Lisa O'Rourke

Personal information
- Full name: Lisa Edel O'Rourke
- Nationality: Irish
- Born: 13 May 2002 (age 24)

Sport
- Sport: Boxing
- Weight class: Light middleweight

Medal record
Women's amateur boxing
Representing Ireland
IBA World Championships
| Gold medal – first place | 2022 Istanbul | Light middleweight |
| Silver medal – second place | 2025 Nis | Light middleweight |
European Boxing Championships
| Gold medal – first place | 2026 Sofia | 80 kg |
European U22 Championships
| Gold medal – first place | 2022 Porec | Light middleweight |
| Gold medal – first place | 2024 Sofia | Light middleweight |

= Lisa O'Rourke =

Irish boxer (born 2002)

Lisa Edel O'Rourke (born 13 May 2002) is an Irish amateur boxer. O'Rourke won a gold medal at the 2022 World Championships in the light middleweight division, and in the 80 kg class at the 2026 European Boxing Championships.

== Career ==
O'Rourke won the gold medal at the 2022 World Championships in the light middleweight division, defeating Alcinda Panguana in the final.
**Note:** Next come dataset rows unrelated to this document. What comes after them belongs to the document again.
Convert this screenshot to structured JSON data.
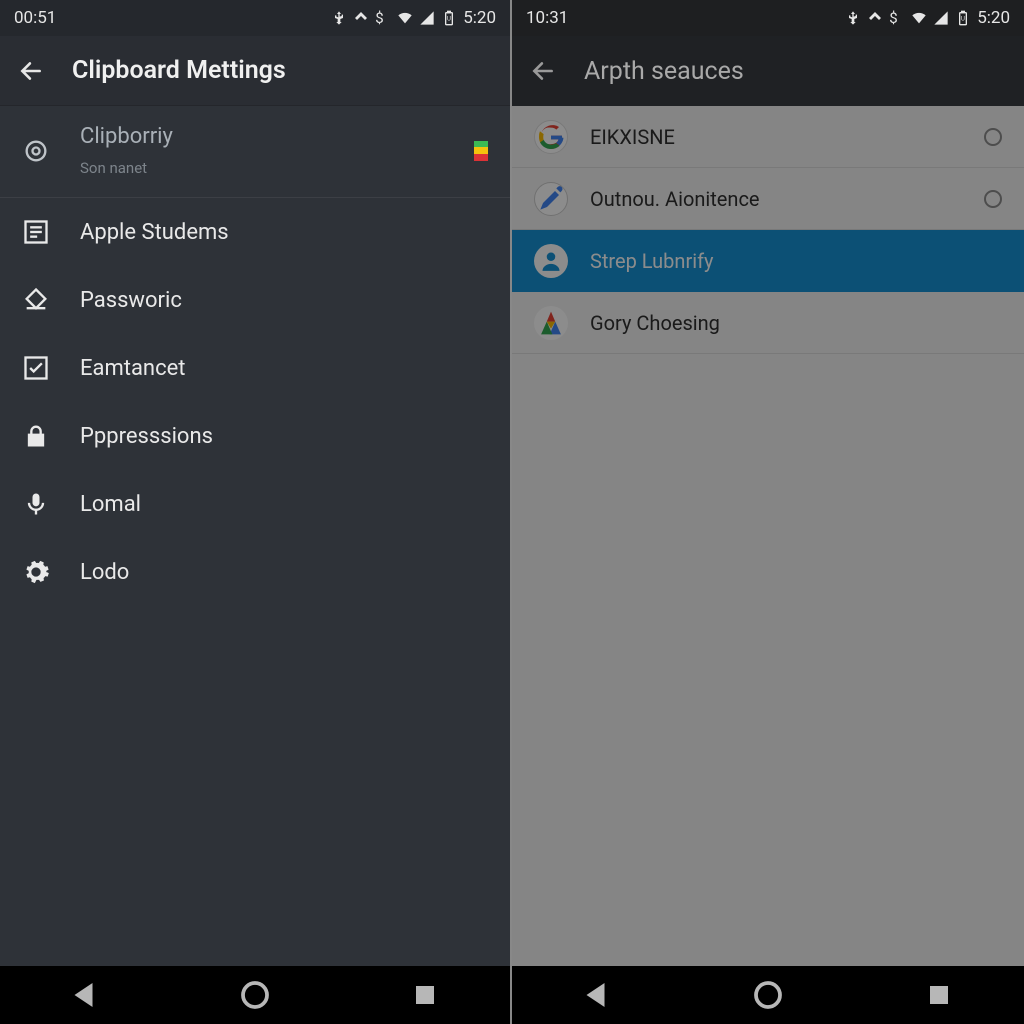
{
  "left": {
    "status": {
      "clock_left": "00:51",
      "clock_right": "5:20"
    },
    "appbar": {
      "title": "Clipboard Mettings"
    },
    "header": {
      "title": "Clipborriy",
      "subtitle": "Son nanet",
      "flag_colors": [
        "#3cba54",
        "#f4c20d",
        "#db3236"
      ]
    },
    "items": [
      {
        "icon": "list-icon",
        "label": "Apple Studems"
      },
      {
        "icon": "diamond-icon",
        "label": "Passworic"
      },
      {
        "icon": "checkbox-icon",
        "label": "Eamtancet"
      },
      {
        "icon": "lock-icon",
        "label": "Pppresssions"
      },
      {
        "icon": "mic-icon",
        "label": "Lomal"
      },
      {
        "icon": "gear-icon",
        "label": "Lodo"
      }
    ]
  },
  "right": {
    "status": {
      "clock_left": "10:31",
      "clock_right": "5:20"
    },
    "appbar": {
      "title": "Arpth seauces"
    },
    "items": [
      {
        "icon": "google-g-icon",
        "label": "EIKXISNE",
        "selected": false,
        "has_radio": true
      },
      {
        "icon": "pen-circle-icon",
        "label": "Outnou. Aionitence",
        "selected": false,
        "has_radio": true
      },
      {
        "icon": "person-circle-icon",
        "label": "Strep Lubnrify",
        "selected": true,
        "has_radio": false
      },
      {
        "icon": "google-a-icon",
        "label": "Gory Choesing",
        "selected": false,
        "has_radio": false
      }
    ]
  },
  "icons": {
    "status_indicators": [
      "usb-icon",
      "cast-icon",
      "dollar-icon",
      "wifi-icon",
      "cell-signal-icon",
      "battery-icon"
    ]
  }
}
She also won a silver medal at the 2025 World Championships.

O'Rourke is a double European Under 22 champion, after winning the light middleweight title in 2022 and 2024.

== Personal life ==
O'Rourke's sister Aoife is also an international amateur boxer for Ireland. In 2025, the sisters made boxing history, by becoming the first sisters to win through to contest a World Championship final in the same tournament. Also in 2025, the sisters won gold at the World Hyrox Championships in Chicago.